Sitting there, displaying myself, my naked cunt, my face and hair dripping cum, my make-up smeary and ruined, knowing I looked every inch the pathetic whore I knew myself to be inside, knowing and seeing that perfect strangers were nudging each other and whispering about me, pitying me, lusting after me perhaps, wondering what had reduced me to the trashy-looking, well-used creature they saw before them, took all my resources. My hand trembled as I reached for my drink. I hoped my Master wouldn’t be long – I felt desperately for his reassurance.

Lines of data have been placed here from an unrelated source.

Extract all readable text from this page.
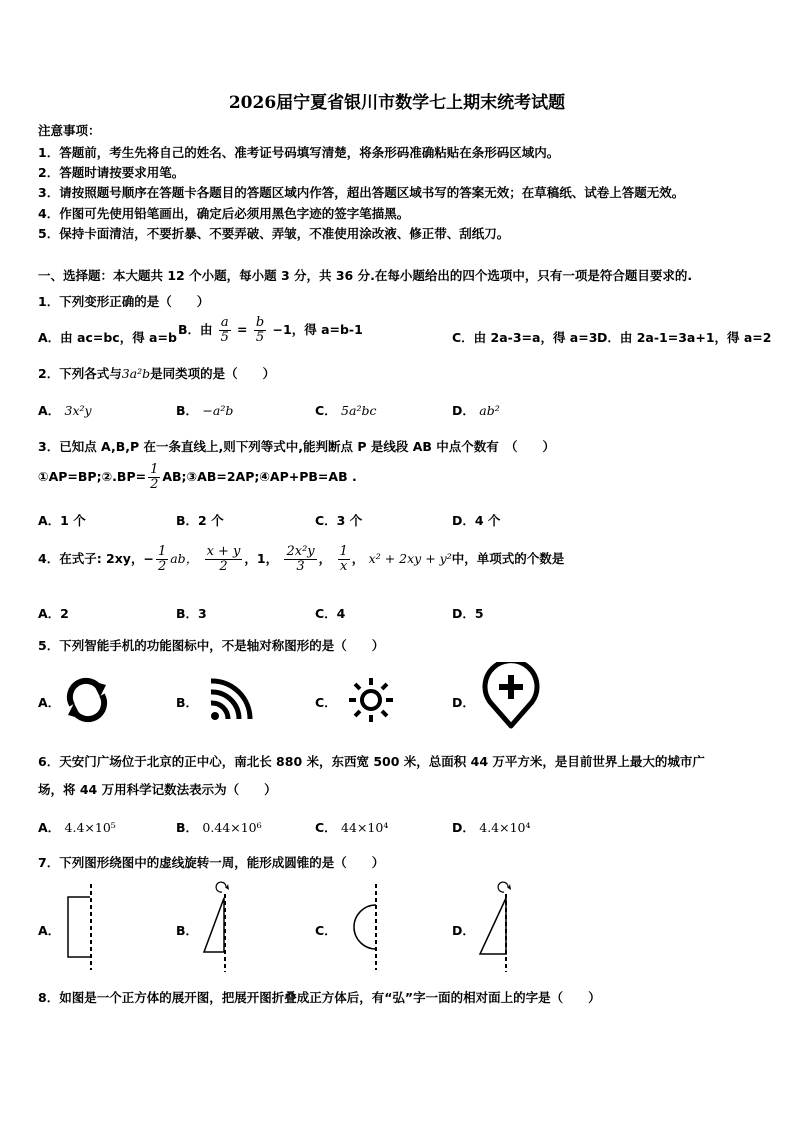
2026届宁夏省银川市数学七上期末统考试题
注意事项：
1．答题前，考生先将自己的姓名、准考证号码填写清楚，将条形码准确粘贴在条形码区域内。
2．答题时请按要求用笔。
3．请按照题号顺序在答题卡各题目的答题区域内作答，超出答题区域书写的答案无效；在草稿纸、试卷上答题无效。
4．作图可先使用铅笔画出，确定后必须用黑色字迹的签字笔描黑。
5．保持卡面清洁，不要折暴、不要弄破、弄皱，不准使用涂改液、修正带、刮纸刀。
一、选择题：本大题共 12 个小题，每小题 3 分，共 36 分.在每小题给出的四个选项中，只有一项是符合题目要求的.
1．下列变形正确的是（　　）
A．由 ac=bc，得 a=b
B．由 $\frac{a}{5} = \frac{b}{5} -1$，得 a=b-1
C．由 2a-3=a，得 a=3 D．由 2a-1=3a+1，得 a=2
2．下列各式与3a²b是同类项的是（　　）
A． 3x²y	B． −a²b	C． 5a²bc	D． ab²
3．已知点 A,B,P 在一条直线上,则下列等式中,能判断点 P 是线段 AB 中点个数有　（　　）
①AP=BP;②.BP= $\frac{1}{2}$ AB;③AB=2AP;④AP+PB=AB .
A．1 个	B．2 个	C．3 个	D．4 个
4．在式子: 2xy，− $\frac{1}{2}$ ab， $\frac{x + y}{2}$ ，1， $\frac{\text{2x²y}}{3}$ ， $\frac{1}{x}$ ， x² + 2xy + y²中，单项式的个数是
A．2	B．3	C．4	D．5
5．下列智能手机的功能图标中，不是轴对称图形的是（　　）
A．	B．	C．	D．
6．天安门广场位于北京的正中心，南北长 880 米，东西宽 500 米，总面积 44 万平方米，是目前世界上最大的城市广
场，将 44 万用科学记数法表示为（　　）
A． 4.4×10⁵	B． 0.44×10⁶	C． 44×10⁴	D． 4.4×10⁴
7．下列图形绕图中的虚线旋转一周，能形成圆锥的是（　　）
A．	B．	C．	D．
8．如图是一个正方体的展开图，把展开图折叠成正方体后，有“弘”字一面的相对面上的字是（　　）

I needed him by me in order to carry this off – needed his strong, approving, affirming presence. Then I saw him, talking to the tableful of young men who’d been laughing at me earlier and had continued to look insolently in my direction, particularly once he’d left me alone to face everyone without him. What’s more, he wasn’t alone – behind him lurked the bowed figure of the older man, the one who’d been watching me furtively from the shadows. As I watched, one of the young men rose from his seat, to the ribald cheers of the others, and all three men now headed in my direction.
My Master came up to me, the others making an uneasy pair behind him, and taking my hands he looked deep into my eyes. ‘Come with me, whore – I desire to see you fucked and these two gentlemen have agreed to oblige me’. Wordlessly I gazed back at him – at his deep-set, dark, warm eyes. He knew I would not refuse him. Although my legs seemed to have turned to jelly, I slid down off the bar stool and ignoring the other men, but looking only at my Master, I followed them to the Gents once more. I felt numb with apprehension but at the same time could not refuse to acknowledge the leap of fire within me when he’d told me what he’d wanted. More than anything else, I just wanted to acquit myself with honour in my Master’s eyes.